As for the multi-class model, being unable to predict a draw at all is something that may require more data preprocessing or a different modeling strategy. Looking at the confusion matrix for it, the model clearly only predicted actual wins by either corner, which is why I decided to drop that class entirely.
If these models were to be used in any capacity, I can tailor the input features to whatever is necessary. As-is, I would expect it to be run using the same information scraped from ufcstats.com, but could always be altered to accept different subsets of features.

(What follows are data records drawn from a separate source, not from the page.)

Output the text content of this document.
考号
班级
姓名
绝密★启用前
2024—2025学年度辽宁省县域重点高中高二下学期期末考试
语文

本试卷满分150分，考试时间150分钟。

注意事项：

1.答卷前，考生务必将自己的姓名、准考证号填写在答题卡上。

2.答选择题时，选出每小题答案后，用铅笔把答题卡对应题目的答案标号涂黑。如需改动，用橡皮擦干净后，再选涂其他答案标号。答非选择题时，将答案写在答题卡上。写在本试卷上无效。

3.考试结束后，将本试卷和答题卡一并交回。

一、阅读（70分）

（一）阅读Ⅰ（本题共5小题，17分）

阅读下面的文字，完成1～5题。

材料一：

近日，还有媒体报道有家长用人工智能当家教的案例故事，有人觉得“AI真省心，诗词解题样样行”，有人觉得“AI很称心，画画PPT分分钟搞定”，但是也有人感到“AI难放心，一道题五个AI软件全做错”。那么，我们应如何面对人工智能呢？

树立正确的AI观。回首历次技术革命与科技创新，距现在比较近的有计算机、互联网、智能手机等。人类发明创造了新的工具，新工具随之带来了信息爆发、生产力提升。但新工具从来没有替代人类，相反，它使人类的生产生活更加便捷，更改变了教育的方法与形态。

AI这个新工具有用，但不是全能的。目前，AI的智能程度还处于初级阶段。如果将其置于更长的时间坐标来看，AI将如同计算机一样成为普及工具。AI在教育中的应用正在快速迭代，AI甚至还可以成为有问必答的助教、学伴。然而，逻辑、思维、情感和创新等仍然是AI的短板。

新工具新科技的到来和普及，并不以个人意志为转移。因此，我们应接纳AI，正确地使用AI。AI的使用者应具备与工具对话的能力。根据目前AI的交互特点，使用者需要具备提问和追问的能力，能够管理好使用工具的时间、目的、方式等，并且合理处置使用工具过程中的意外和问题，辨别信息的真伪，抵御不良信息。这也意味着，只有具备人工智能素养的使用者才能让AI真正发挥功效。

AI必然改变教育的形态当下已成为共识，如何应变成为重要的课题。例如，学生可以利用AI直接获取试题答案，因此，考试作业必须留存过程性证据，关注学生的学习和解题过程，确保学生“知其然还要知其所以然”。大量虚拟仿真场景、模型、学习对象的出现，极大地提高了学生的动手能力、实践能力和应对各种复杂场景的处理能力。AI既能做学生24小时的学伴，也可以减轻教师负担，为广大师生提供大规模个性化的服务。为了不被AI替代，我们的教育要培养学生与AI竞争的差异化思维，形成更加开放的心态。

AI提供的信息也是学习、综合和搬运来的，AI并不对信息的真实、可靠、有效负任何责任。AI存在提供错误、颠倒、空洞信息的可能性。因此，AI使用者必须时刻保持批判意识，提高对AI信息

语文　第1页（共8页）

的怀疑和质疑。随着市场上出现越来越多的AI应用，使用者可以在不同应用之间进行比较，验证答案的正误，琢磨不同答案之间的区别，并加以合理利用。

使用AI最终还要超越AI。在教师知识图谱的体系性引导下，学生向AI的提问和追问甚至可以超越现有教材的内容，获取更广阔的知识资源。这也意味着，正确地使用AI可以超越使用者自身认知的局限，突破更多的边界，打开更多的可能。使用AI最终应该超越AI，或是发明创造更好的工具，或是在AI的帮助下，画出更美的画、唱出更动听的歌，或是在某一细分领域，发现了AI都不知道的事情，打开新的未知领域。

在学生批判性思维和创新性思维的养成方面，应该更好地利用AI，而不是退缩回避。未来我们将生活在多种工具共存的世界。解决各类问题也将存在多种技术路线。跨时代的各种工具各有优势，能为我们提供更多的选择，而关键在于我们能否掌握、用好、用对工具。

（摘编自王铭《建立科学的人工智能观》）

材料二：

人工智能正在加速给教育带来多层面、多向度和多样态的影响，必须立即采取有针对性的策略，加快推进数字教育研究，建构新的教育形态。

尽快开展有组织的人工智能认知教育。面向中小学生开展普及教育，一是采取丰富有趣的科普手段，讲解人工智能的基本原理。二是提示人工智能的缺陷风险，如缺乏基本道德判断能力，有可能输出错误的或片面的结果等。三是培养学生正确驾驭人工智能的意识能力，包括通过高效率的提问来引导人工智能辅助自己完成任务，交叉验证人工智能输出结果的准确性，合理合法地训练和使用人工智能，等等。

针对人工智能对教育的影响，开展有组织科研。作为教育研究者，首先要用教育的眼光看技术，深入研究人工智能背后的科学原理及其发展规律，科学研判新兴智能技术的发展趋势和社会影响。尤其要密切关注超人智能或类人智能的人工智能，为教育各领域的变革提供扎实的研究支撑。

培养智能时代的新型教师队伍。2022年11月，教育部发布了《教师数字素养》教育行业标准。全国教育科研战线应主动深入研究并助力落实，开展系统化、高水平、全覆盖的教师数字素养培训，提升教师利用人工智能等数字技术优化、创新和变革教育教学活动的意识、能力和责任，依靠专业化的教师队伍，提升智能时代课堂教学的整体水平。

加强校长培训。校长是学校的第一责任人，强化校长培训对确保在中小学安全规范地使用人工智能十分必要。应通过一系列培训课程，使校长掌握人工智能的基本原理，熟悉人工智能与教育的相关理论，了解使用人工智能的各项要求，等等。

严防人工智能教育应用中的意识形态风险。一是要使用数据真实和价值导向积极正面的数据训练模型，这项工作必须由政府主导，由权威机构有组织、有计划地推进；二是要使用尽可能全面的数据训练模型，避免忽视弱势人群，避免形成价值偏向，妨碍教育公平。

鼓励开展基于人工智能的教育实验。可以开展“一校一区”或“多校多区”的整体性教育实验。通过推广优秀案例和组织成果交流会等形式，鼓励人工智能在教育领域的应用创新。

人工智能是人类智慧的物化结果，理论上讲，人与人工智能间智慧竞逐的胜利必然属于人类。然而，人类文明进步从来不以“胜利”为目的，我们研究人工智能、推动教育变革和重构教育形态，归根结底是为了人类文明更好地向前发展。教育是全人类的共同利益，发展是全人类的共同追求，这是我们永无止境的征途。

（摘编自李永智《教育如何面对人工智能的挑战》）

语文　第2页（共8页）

Additionally, combat sports by nature are very volatile when it comes to determining a winner. There are numerous ways to "get lucky" and steal a win, or to simply be in bad shape. There are intangibles such as "having heart" or a "strong chin" that would be difficult to quantify. In addition, important information such as fighting styles or what training camp they fight for could prove to be valuable to my model. Otherwise, given more time I would like to play more with what attributes I can add (or remove) in order to inch my accuracy higher.